How to prove that $\displaystyle \lim_{n \to \infty} \sqrt[n]{n}=1$?

Question

I have seen this fact thrown around a lot and never really stopped to prove it; plugging in a few values convinced me of its truth. But I would like to see the result proved. To be clear, this is not homework, just human curiosity; I'm looking for any nice proof. Thanks.

Answer 1

Rewrite as

$$ \sqrt[n]{n}=n^{1/n} = e^{\ln(n)/n} $$ Now, you can write that

$$ \lim_{n\to\infty} \sqrt[n]{n} = \lim_{n\to\infty} e^{\ln(n)/n} = e^{\lim_{n\to\infty}\ln(n)/n} $$ Looking at the exponent, you have (using L'Hopital's Rule) $$ \lim_{n\to\infty}\frac{\ln(n)}n = \lim_{n\to\infty} \frac{1/n}{1}=\lim_{n\to\infty} \frac1n = 0 $$ Therefore, you have $$ \lim_{n\to\infty} \sqrt[n]{n} = e^0 = 1 $$

Answer 2

Let $\sqrt[n]{n}=1+t$. Then $$n=(1+t)^n\geq\frac{n(n-1)}{2}t^2\Rightarrow t^2\leq\frac{2}{n-1}\rightarrow0~(n\rightarrow\infty)$$So $\lim_{n\rightarrow0}t=0$, for otherwise $\lim_{n\rightarrow\infty}t^2\neq0$, a contradiction.

Answer 3

You could use the fact that for a sequence $(a_n)$ of positive terms, if $\lim\limits_{n\rightarrow\infty} {a_{n+1}\over a_n}$ exists, then so does $\lim\limits_{n\rightarrow\infty} {\root n\of {a_n}}$ and the two limits are equal.

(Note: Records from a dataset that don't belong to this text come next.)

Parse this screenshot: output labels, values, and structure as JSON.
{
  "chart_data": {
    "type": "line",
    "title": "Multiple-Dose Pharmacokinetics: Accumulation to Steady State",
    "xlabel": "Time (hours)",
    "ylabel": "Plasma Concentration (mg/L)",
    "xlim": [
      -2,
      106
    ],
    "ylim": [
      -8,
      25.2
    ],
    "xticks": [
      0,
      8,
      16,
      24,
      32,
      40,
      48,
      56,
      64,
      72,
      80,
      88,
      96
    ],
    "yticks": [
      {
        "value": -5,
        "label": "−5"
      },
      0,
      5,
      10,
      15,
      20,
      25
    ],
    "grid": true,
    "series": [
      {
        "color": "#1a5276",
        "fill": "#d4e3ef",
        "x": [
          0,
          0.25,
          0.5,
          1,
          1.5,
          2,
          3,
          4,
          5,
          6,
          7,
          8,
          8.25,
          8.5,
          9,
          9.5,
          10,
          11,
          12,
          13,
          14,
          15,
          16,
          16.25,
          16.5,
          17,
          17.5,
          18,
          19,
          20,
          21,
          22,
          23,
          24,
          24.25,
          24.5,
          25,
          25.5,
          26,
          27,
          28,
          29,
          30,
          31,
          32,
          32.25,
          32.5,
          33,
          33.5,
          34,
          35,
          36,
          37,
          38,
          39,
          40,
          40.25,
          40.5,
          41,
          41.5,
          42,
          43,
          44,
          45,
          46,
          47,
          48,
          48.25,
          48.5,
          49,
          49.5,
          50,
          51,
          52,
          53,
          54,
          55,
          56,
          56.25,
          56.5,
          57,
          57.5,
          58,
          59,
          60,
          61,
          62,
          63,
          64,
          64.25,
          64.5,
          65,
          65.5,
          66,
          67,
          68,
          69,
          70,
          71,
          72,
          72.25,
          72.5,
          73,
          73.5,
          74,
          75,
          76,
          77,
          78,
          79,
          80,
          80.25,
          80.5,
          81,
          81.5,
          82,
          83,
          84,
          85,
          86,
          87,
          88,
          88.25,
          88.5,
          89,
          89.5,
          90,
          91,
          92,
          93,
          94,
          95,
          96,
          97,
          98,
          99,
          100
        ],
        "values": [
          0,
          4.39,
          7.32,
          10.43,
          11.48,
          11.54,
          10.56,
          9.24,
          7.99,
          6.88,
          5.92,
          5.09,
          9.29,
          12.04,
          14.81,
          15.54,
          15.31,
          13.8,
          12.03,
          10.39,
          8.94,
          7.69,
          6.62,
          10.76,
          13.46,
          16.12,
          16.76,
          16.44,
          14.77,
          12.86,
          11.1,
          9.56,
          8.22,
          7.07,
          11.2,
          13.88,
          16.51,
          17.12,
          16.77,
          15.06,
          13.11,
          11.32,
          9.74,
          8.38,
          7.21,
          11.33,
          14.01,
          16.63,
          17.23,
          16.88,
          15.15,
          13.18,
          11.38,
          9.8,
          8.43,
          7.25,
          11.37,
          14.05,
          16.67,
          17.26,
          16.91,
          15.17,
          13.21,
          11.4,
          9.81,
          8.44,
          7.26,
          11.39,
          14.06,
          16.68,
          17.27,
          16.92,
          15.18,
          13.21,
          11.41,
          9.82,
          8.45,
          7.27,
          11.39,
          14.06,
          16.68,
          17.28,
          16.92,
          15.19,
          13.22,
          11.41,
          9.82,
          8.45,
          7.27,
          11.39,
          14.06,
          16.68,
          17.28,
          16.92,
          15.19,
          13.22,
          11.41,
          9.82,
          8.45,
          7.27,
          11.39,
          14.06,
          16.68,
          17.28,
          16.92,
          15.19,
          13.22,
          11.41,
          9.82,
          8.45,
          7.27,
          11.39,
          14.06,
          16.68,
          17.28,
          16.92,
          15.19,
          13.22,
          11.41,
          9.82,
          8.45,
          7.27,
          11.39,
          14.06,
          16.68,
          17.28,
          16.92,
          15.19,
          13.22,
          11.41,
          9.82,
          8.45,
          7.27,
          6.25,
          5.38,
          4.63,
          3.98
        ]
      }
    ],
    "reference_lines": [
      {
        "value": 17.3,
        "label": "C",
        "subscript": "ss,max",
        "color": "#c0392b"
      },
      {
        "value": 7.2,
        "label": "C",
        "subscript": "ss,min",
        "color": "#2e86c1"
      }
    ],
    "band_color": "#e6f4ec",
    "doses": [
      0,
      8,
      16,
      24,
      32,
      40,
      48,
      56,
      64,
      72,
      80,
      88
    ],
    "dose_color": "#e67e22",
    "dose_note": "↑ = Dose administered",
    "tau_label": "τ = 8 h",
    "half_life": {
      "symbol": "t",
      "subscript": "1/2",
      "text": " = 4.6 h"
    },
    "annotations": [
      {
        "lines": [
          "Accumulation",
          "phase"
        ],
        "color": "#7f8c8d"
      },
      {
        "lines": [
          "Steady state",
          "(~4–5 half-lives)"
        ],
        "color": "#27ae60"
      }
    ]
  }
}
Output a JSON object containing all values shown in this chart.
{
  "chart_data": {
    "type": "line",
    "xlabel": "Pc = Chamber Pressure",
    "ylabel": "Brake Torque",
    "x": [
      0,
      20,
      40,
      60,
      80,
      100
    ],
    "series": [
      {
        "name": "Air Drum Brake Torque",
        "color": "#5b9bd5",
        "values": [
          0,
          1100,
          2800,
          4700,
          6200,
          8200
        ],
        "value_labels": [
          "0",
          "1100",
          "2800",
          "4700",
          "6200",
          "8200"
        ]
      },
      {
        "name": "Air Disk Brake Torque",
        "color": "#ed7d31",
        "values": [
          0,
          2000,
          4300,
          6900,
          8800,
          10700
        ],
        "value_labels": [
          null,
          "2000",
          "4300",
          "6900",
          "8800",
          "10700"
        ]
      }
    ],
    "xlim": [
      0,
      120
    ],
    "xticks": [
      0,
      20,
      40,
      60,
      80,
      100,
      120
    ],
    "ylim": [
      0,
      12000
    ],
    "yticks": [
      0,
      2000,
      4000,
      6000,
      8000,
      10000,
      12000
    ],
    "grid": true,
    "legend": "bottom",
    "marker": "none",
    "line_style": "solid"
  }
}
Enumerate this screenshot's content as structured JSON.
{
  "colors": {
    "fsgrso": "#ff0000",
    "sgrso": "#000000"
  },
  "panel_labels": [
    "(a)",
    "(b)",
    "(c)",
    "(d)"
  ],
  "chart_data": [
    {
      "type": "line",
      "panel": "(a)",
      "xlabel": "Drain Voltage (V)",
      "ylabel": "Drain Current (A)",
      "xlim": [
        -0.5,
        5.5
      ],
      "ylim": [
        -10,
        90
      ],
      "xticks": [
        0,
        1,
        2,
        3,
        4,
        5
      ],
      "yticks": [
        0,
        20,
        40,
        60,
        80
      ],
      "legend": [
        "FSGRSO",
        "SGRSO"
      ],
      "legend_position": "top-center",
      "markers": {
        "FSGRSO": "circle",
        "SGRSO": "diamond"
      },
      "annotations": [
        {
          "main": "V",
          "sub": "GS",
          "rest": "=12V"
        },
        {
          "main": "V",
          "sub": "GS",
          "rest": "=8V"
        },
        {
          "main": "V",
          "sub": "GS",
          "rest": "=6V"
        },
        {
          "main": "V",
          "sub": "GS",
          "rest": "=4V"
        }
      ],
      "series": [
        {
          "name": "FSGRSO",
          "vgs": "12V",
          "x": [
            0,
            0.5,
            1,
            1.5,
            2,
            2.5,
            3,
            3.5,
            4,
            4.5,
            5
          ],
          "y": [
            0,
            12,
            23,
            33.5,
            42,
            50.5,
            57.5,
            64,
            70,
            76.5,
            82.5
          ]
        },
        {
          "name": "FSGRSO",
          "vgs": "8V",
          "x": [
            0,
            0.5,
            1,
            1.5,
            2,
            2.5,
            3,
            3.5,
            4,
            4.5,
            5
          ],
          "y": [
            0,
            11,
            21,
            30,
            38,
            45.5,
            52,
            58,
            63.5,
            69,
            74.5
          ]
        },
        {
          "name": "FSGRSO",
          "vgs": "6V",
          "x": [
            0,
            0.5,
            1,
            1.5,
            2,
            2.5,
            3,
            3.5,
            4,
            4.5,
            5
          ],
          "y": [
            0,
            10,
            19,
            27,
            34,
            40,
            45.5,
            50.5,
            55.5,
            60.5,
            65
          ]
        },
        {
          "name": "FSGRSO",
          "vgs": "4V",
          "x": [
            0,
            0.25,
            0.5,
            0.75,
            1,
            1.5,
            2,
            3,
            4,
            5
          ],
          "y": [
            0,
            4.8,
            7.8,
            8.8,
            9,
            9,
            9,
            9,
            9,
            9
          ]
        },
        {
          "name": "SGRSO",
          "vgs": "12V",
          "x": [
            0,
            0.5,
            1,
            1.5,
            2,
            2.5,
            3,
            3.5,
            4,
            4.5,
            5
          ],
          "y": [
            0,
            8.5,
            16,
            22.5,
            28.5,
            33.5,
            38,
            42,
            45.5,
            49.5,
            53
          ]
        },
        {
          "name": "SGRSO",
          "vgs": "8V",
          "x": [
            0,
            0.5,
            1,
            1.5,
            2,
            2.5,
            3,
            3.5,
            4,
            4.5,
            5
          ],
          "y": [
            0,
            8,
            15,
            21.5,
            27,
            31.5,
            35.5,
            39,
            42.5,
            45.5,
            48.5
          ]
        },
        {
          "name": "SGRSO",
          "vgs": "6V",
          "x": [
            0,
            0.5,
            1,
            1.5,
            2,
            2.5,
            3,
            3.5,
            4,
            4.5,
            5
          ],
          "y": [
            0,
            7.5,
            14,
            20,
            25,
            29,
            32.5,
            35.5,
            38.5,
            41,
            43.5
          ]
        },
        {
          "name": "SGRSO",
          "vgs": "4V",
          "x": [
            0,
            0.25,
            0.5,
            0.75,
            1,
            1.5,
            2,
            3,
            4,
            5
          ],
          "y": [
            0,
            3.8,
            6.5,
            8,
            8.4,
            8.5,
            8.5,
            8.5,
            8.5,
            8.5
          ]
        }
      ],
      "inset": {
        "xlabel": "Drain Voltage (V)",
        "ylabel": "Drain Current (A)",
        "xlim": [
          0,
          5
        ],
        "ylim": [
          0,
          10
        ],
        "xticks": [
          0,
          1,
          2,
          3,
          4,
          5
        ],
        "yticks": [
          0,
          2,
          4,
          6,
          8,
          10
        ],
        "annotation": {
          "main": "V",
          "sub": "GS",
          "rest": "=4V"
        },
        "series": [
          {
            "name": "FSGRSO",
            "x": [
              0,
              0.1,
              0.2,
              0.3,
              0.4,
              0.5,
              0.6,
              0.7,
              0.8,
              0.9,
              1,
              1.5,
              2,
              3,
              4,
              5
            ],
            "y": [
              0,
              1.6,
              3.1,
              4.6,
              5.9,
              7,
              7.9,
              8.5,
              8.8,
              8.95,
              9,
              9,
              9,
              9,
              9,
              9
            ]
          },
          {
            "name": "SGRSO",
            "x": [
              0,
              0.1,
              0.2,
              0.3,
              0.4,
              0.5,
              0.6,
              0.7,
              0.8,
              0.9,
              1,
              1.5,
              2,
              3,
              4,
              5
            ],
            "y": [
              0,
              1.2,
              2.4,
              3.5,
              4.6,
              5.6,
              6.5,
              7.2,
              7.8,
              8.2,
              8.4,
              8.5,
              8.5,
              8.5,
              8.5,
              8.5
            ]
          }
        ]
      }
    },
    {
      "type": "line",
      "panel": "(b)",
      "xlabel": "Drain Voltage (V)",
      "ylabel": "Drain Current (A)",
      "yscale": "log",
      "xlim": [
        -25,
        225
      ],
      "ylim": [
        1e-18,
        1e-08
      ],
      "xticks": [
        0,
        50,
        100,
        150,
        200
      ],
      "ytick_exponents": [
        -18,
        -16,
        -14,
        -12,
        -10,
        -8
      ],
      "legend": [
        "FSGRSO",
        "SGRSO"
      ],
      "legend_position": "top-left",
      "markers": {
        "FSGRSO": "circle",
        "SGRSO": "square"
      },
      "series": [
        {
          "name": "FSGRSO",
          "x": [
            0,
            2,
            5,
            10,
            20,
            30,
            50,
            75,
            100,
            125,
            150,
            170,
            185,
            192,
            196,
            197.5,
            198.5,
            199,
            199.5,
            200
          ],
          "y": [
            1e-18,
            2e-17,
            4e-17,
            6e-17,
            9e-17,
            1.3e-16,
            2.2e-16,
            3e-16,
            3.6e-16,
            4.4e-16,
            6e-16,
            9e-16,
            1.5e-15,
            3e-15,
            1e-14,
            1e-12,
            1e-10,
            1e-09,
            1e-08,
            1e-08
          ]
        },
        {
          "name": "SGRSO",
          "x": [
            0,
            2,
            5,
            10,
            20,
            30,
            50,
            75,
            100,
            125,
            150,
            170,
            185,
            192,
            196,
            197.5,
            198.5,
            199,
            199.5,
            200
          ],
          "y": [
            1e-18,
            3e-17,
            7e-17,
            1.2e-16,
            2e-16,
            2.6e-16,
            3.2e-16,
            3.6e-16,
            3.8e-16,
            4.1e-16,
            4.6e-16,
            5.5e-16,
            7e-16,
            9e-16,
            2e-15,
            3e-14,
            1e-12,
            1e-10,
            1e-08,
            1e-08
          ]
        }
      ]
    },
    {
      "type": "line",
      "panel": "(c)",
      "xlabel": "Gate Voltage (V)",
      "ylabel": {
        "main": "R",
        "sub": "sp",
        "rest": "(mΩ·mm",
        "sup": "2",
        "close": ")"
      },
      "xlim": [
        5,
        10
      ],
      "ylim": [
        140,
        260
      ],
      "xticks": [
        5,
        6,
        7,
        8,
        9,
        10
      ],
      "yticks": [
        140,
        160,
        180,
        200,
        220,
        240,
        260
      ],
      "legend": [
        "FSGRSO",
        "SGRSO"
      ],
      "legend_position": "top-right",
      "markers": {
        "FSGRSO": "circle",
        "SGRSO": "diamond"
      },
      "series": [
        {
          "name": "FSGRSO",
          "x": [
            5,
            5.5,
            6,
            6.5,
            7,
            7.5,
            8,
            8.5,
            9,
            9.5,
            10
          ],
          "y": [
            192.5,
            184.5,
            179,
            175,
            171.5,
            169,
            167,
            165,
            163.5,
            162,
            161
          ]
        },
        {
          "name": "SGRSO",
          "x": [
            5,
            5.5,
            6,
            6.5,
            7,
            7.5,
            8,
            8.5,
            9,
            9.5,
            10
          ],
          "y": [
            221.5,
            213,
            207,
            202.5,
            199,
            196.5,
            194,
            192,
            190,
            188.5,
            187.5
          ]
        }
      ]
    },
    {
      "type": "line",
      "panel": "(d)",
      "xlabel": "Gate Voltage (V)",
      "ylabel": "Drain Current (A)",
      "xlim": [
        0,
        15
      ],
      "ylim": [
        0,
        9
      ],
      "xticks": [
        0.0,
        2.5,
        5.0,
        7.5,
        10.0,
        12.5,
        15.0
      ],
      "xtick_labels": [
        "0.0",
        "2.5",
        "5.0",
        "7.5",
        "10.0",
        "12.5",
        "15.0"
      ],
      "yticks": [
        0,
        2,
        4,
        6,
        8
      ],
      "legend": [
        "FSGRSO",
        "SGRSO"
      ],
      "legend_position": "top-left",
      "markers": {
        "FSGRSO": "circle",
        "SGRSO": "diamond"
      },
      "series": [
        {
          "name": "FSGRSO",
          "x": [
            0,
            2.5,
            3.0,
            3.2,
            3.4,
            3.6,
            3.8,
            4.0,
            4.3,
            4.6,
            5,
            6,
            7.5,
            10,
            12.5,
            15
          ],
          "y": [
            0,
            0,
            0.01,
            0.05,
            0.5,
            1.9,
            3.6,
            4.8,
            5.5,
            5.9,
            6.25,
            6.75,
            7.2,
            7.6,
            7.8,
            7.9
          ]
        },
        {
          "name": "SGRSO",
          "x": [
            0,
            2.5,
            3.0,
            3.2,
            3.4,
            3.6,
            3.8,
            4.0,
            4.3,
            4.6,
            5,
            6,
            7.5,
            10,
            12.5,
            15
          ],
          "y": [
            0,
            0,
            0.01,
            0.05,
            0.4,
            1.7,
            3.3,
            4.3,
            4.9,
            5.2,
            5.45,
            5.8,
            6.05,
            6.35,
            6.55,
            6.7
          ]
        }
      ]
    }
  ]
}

This is easy to apply here ...

See these notes of Pete L. Clark for a proof of the above stated fact.

Answer 4

Observe that $$ \sqrt[n]{n} = n^{1/n} = e^{\frac{1}{n}\log(n)}. $$ Since $e : \mathbb{R} \to \mathbb{R}$ is a continuous function, taking the limit gives $$ \lim_{n\to\infty}\sqrt[n]{n} = \lim_{n \to \infty}e^{\frac{1}{n}\log(n)} = e^{\lim_{n \to \infty} \frac{1}{n}\log(n)}. $$ It can be shown in a variety of ways (Taylor expansion comes to mind) $$ \lim_{n\to\infty}\frac{1}{n}\log(n) = 0, $$ and hence $$ \lim_{n\to\infty}\sqrt[n]{n} = e^0 = 1. $$